A poetisa lusitana empreende uma torção na ordem natural das coisas, ao afirmar que, em vez de as palavras habitarem-lhe o espírito, é ela própria que habita o “corpo” dos vocábulos, moldando-os conscientemente conforme os seus interesses, à proporção que singra pelas ondas da vida – lances de vontade, de ternura, de concórdia, até mesmo de desventuras.

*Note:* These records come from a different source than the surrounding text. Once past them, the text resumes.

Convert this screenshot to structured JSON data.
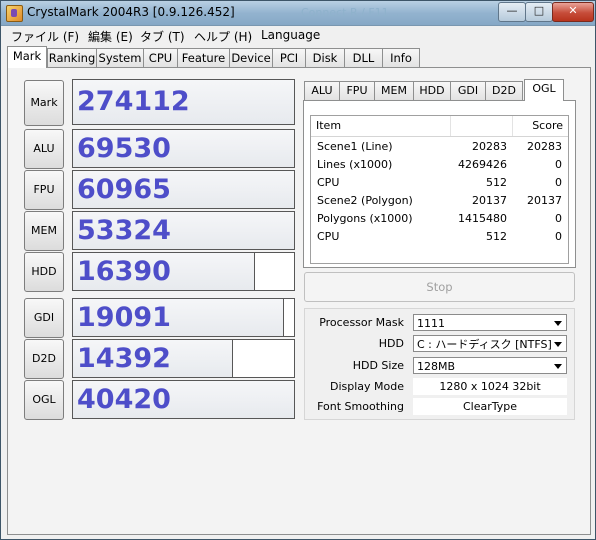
{
  "window": {
    "title": "CrystalMark 2004R3 [0.9.126.452]",
    "background_ghost_title": "Connect R / F11 ...",
    "min_glyph": "—",
    "max_glyph": "□",
    "close_glyph": "✕"
  },
  "menu": [
    "ファイル (F)",
    "編集 (E)",
    "タブ (T)",
    "ヘルプ (H)",
    "Language"
  ],
  "tabs": [
    "Mark",
    "Ranking",
    "System",
    "CPU",
    "Feature",
    "Device",
    "PCI",
    "Disk",
    "DLL",
    "Info"
  ],
  "active_tab": "Mark",
  "scores": {
    "mark": {
      "label": "Mark",
      "value": "274112",
      "fill": 1.0
    },
    "alu": {
      "label": "ALU",
      "value": "69530",
      "fill": 1.0
    },
    "fpu": {
      "label": "FPU",
      "value": "60965",
      "fill": 1.0
    },
    "mem": {
      "label": "MEM",
      "value": "53324",
      "fill": 1.0
    },
    "hdd": {
      "label": "HDD",
      "value": "16390",
      "fill": 0.82
    },
    "gdi": {
      "label": "GDI",
      "value": "19091",
      "fill": 0.95
    },
    "d2d": {
      "label": "D2D",
      "value": "14392",
      "fill": 0.72
    },
    "ogl": {
      "label": "OGL",
      "value": "40420",
      "fill": 1.0
    }
  },
  "subtabs": [
    "ALU",
    "FPU",
    "MEM",
    "HDD",
    "GDI",
    "D2D",
    "OGL"
  ],
  "active_subtab": "OGL",
  "results": {
    "columns": [
      "Item",
      "",
      "Score"
    ],
    "rows": [
      [
        "Scene1 (Line)",
        "20283",
        "20283"
      ],
      [
        "Lines (x1000)",
        "4269426",
        "0"
      ],
      [
        "CPU",
        "512",
        "0"
      ],
      [
        "Scene2 (Polygon)",
        "20137",
        "20137"
      ],
      [
        "Polygons (x1000)",
        "1415480",
        "0"
      ],
      [
        "CPU",
        "512",
        "0"
      ]
    ]
  },
  "stop_button": "Stop",
  "settings": {
    "processor_mask_label": "Processor Mask",
    "processor_mask_value": "1111",
    "hdd_label": "HDD",
    "hdd_value": "C : ハードディスク [NTFS]",
    "hdd_size_label": "HDD Size",
    "hdd_size_value": "128MB",
    "display_mode_label": "Display Mode",
    "display_mode_value": "1280 x 1024 32bit",
    "font_smoothing_label": "Font Smoothing",
    "font_smoothing_value": "ClearType"
  }
}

Mas ao lançar mão das palavras sob a forma de poesia, esclarece-nos Teresa que não deseja mais moldá-las ou empregá-las de “bruços” – como se parte de um experimento intimista fossem –, senão, penso eu, como um meio de conhecimento e de comunicação vocacionado a servir como ponte entre o sensível e o inteligível.
J.A.R. – H.C.
Maria Teresa Horta
(n. 1937)
Palavras
Habito por dentro
das palavras
com tectos de saliva
e quartos grandes
na união total
na humidade
no deslizar da vida na garganta
Habito as manhãs
a cor, o tempo
a curva adocicada da vontade
aquilo que se aprende
e apreendo
aquilo que desfaço
e não disfarço
Depois, a vastidão
o riso e o
sossego
sossego sem ser paz
nem desventura
Respiro o que não tenho
e o que prendo
habito o que descubro
aquilo que desvendo
o corpo
a revolta
a pele os
membros
o ritual interno
da ternura
E se as palavras tenho
como armas
moldando-as uma a uma
consciente
na poesia não quero
mais moldá-las
nem usá-las de bruços
docemente
Em: “Amor Habitado” (1963)
Abissais III
(Helena Barbagelata: artista espanhola)
Referência:
HORTA, Maria Teresa. Palavras. In:
__________. Cem poemas [Antologia pessoal] + 22 inéditos. Rio de
Janeiro, RJ: 7Letras, 2006. p. 47-48.